I succesfully used DeepStream for object detection and classification.
But I’d like to do inference with a custom model that gives object embeddings as output (could be a vector of 256 or 512 or 1024 elements).

What would be the best strategy with nvinfer as supports the following network types:

  • 0: Detector
  • 1: Classifier
  • 2: Segmentation
  • 3: Instance Segmentation
  1. Secondary classifier GIE?
    Should I set it to Classifier (it would be a secondary GIE), and then parse myself the output and keep the embeddings in the object metadata (obj_user_meta_list)?

  2. Reid with nvtracker?
    Another option, since DS 6.3 if I am correct, would be to do detection, then reid in nvtracker with my own model and get the output and do whatever I want with the embeddings, correct?

  3. If I do infer for embeddings as a secondary classifier GIE before nvtracker, is there a way to give nvtracker the embeddings of the objects for reid tracking? I would prefer this option so I can decide to use reid in nvtracker or NvDCF for example if I need more processing power and less accurate tracking.

Thanks for the help.

You can refer to our demo:sources\apps\sample_apps\deepstream-infer-tensor-meta-test to get the output tensor and process that yourself.

Thanks, I’ll try it.
I didn’t know network-type=100 existed:


## 0=Detector, 1=Classifier, 2=Segmentation, 100=Other

It’s not in the documentation of nvinfer.

Also, if I succeed to generate embeddings with nvinfer, do you know if I can pass it in any way to the nvtracker plugin for reid?

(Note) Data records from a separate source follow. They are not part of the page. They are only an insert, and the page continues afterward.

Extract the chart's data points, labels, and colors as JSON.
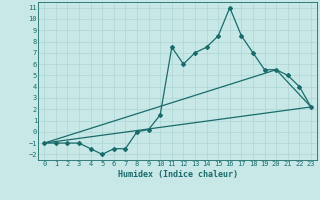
{
  "xlabel": "Humidex (Indice chaleur)",
  "ylabel": "",
  "background_color": "#c8e8e8",
  "grid_color": "#aed4d4",
  "line_color": "#1a6b6b",
  "xlim": [
    -0.5,
    23.5
  ],
  "ylim": [
    -2.5,
    11.5
  ],
  "xticks": [
    0,
    1,
    2,
    3,
    4,
    5,
    6,
    7,
    8,
    9,
    10,
    11,
    12,
    13,
    14,
    15,
    16,
    17,
    18,
    19,
    20,
    21,
    22,
    23
  ],
  "yticks": [
    -2,
    -1,
    0,
    1,
    2,
    3,
    4,
    5,
    6,
    7,
    8,
    9,
    10,
    11
  ],
  "data_x": [
    0,
    1,
    2,
    3,
    4,
    5,
    6,
    7,
    8,
    9,
    10,
    11,
    12,
    13,
    14,
    15,
    16,
    17,
    18,
    19,
    20,
    21,
    22,
    23
  ],
  "data_y": [
    -1,
    -1,
    -1,
    -1,
    -1.5,
    -2,
    -1.5,
    -1.5,
    0,
    0.2,
    1.5,
    7.5,
    6,
    7,
    7.5,
    8.5,
    11,
    8.5,
    7,
    5.5,
    5.5,
    5,
    4,
    2.2
  ],
  "line1_x": [
    0,
    23
  ],
  "line1_y": [
    -1,
    2.2
  ],
  "line2_x": [
    0,
    20,
    23
  ],
  "line2_y": [
    -1,
    5.5,
    2.2
  ],
  "font_color": "#1a6b6b",
  "marker": "D",
  "markersize": 2.0,
  "linewidth": 0.9,
  "tick_fontsize": 5.0,
  "xlabel_fontsize": 6.0
}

Can you describe the input and output of this model in detail, as well as your specific use case?

Hi @yuweiw,

I want to run 3 models, one is face detection on the whole frame, then landmarks extraction of each face to align the faces (I don’t know yet where to store the image in the DeepStream structures, I guess in obj_user_meta_list, but these images should be the input of the next model, if you have some advices for this step), and on these modified crops I want to extract embeddings with a model with input 3x112x112 and output of 512 vector of floats.
I can do it easily with TensorRT API, but with DeepStream it seems less obvious where to store temporary images for the next inference. And even less obvious the nvtracker part if I want to use these embeddings as reid, but this part is less important for now.

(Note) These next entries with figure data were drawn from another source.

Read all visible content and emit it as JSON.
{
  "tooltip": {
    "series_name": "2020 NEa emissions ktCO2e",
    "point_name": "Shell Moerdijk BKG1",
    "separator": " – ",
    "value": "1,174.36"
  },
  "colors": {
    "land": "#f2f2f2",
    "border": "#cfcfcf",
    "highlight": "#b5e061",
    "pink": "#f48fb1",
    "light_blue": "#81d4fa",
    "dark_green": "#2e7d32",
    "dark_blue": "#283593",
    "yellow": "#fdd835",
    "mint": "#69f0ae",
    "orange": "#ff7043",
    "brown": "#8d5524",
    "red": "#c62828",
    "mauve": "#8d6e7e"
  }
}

Could you refer to the deepstream-faciallandmark-app to see if that meets your needs?
And our tracker already supports REID. You can refer to samples\configs\deepstream-app\config_tracker_NvDCF_accuracy.yml to learn how to set the parameters.

Thanks for the help, I was already investigating the deepstream-faciallandmark-app, I’ll let you know if I have any problem during implementation.

I think you should read this repo. They add landmarks to user_meta with a custom structure and then they use nvdsvideotemplate to infer landmarks to gaze. And with your description, you can use nvdsvideotemplate to infer face to vector embedding

Thanks all, I finally created my own gst plugin and also nvdspreprocess, creating my custom user meta to store landmarks and then embeddings, everything is working fine now.